1. Collect performance metrics from current build
2. Load historical baseline data
3. Apply statistical analysis to detect significant changes
4. Check for threshold violations
5. Identify specific regressed metrics
6. Generate regression report with root cause analysis

## Output

- Performance regression detection report
- Statistical comparison with baselines
- List of regressed metrics with severity
- Visualization of performance trends
- Recommendations for investigation

## Error Handling

If regression detection fails:
- Verify baseline data availability
- Check metrics collection configuration
- Validate statistical analysis parameters
- Ensure threshold definitions are valid
- Review CI/CD integration setup

## Resources

- Statistical process control for performance testing
- CI/CD performance testing best practices
- Regression detection algorithms
- Performance monitoring strategies

Overview

This skill automates detection of performance regressions in CI/CD pipelines by comparing current metrics to historical baselines and threshold rules. It flags statistically significant degradations, summarizes severity, and produces actionable reports to speed investigation. Use it to validate builds and monitor performance trends automatically.

How this skill works

The skill ingests performance metrics from the CI/CD run and loads representative historical baselines. It applies statistical comparisons, significance tests, and configurable threshold checks to identify deviations that indicate regressions.
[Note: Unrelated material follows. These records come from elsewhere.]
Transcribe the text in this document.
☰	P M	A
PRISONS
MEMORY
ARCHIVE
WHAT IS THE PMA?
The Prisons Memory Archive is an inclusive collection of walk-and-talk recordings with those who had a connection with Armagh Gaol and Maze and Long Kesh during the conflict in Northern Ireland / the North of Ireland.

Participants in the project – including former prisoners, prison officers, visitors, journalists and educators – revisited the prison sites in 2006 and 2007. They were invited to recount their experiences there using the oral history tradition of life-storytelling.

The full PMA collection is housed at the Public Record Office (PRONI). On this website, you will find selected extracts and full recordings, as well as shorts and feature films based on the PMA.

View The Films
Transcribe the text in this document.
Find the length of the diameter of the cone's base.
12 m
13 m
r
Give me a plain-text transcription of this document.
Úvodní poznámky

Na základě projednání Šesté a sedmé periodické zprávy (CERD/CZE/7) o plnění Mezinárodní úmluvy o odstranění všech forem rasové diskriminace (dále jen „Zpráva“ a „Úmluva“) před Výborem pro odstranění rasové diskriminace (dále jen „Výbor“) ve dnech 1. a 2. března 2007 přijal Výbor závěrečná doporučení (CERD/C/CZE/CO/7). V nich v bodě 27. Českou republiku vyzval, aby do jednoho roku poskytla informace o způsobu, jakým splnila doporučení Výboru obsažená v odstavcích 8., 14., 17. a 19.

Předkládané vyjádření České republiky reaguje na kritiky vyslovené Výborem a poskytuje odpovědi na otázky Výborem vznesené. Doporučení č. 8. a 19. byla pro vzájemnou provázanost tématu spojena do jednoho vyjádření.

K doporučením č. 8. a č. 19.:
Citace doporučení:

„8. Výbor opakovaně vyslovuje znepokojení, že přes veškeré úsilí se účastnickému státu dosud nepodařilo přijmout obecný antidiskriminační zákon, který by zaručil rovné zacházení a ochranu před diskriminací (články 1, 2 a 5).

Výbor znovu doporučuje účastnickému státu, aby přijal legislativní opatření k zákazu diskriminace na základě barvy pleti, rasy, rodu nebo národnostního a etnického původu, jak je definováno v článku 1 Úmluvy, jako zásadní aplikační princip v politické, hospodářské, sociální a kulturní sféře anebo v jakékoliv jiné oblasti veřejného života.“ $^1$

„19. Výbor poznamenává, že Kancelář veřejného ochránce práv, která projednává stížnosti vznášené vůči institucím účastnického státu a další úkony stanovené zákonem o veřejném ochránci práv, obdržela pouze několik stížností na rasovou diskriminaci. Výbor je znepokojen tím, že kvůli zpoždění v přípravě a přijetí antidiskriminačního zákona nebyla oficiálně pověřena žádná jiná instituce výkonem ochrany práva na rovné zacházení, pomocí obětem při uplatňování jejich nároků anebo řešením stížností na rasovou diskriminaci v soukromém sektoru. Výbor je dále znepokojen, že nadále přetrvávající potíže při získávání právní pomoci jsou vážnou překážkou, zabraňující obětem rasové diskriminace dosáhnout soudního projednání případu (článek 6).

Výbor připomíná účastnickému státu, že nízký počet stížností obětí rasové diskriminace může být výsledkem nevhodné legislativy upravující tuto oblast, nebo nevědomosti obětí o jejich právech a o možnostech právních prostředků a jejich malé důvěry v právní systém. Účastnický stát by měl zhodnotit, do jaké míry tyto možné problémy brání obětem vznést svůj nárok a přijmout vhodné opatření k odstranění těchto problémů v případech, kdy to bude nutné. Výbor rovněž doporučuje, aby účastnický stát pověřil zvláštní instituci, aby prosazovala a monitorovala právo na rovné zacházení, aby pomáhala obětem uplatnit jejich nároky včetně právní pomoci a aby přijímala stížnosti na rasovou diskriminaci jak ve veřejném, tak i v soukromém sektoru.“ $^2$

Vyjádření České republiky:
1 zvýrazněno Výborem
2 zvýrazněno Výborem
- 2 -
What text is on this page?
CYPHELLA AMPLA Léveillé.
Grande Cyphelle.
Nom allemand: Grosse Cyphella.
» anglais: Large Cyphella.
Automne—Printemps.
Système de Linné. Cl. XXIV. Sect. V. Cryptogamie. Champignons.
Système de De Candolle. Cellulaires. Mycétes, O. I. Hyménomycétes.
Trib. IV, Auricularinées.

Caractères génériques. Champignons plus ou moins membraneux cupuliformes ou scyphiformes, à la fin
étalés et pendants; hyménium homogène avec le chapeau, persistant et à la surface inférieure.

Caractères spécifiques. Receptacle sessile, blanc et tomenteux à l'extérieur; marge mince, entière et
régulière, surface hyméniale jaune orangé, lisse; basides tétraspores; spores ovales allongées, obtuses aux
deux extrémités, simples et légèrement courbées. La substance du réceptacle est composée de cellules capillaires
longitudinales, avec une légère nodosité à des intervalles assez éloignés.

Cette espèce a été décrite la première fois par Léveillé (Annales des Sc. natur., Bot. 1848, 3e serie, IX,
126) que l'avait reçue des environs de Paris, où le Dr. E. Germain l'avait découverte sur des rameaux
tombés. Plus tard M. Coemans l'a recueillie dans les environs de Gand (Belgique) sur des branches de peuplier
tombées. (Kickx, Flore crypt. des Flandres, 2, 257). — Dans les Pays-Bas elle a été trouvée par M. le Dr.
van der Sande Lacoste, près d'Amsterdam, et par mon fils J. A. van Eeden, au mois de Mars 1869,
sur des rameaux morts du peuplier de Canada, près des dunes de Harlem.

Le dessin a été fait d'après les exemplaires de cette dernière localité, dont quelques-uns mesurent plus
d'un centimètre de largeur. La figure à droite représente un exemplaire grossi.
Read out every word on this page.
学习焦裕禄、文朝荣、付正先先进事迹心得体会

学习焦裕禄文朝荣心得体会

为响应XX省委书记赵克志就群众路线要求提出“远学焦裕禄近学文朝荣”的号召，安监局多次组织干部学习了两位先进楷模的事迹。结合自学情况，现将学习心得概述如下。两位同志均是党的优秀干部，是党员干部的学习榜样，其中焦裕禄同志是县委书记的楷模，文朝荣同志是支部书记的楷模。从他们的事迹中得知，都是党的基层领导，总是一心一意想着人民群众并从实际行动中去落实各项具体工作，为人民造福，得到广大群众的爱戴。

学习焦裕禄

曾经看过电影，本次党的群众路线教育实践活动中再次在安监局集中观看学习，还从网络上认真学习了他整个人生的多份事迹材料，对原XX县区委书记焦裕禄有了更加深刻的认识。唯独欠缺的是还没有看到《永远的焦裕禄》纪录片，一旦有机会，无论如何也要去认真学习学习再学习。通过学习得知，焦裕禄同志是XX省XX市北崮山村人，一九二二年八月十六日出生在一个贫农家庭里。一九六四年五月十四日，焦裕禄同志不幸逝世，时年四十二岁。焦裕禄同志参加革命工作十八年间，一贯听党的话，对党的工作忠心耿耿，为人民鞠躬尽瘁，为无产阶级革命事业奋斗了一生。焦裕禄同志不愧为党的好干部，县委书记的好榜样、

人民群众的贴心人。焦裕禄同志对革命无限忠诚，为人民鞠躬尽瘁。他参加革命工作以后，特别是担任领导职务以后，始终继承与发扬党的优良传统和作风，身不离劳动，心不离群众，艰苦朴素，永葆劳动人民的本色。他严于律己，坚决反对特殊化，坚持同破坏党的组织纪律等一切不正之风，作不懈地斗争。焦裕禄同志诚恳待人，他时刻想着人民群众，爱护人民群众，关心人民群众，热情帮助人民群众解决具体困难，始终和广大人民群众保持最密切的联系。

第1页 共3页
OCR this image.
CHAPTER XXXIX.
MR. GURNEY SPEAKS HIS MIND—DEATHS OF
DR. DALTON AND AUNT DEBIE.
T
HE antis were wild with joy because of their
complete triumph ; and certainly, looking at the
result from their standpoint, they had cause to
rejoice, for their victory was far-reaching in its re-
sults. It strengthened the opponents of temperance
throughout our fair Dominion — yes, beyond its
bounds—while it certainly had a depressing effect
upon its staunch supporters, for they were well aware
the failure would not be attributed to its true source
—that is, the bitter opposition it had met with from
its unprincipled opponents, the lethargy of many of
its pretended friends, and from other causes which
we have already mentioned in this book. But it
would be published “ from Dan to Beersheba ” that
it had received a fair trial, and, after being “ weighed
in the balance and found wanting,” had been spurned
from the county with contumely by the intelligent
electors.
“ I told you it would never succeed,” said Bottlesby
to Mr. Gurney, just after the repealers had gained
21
Results are compiled into a report listing regressed metrics, severity, trend visualizations, and investigation recommendations.

When to use it

  • Validate new builds before deployment to catch performance regressions early
  • Analyze performance impact after code merges or configuration changes
  • Monitor long-term trends and detect gradual degradation
  • Trigger automated alerts in CI pipelines when key metrics cross thresholds
  • Prioritize performance investigations by severity and statistical significance

Best practices

  • Define representative baselines covering typical workloads and release phases
  • Set realistic, metric-specific thresholds and allow for configurable sensitivity
  • Focus on a small set of key metrics (response time, throughput, error rate, resource utilization)
  • Run statistical tests over sufficient sample sizes to avoid false positives
  • Integrate detection into CI pipelines and link reports to issue trackers for traceability

Example use cases

  • Detect increased API response times in the latest build by comparing latency distributions to baseline
  • Identify throughput drops after a merge by analyzing requests-per-second against historical runs
  • Spot rising error rates or CPU usage trends that may indicate emerging bottlenecks
  • Automatically fail a CI job when critical metrics breach configured regression thresholds
  • Generate a regression report with visual trend lines and ranked recommendations for triage

FAQ

What inputs are required to run detection?

You need current CI performance metrics, historical baseline files, and configured thresholds or sensitivity settings.

How does it avoid false positives from noisy data?

It uses statistical significance tests and configurable thresholds, and recommends using sufficient sample sizes and representative baselines to reduce noise-driven alerts.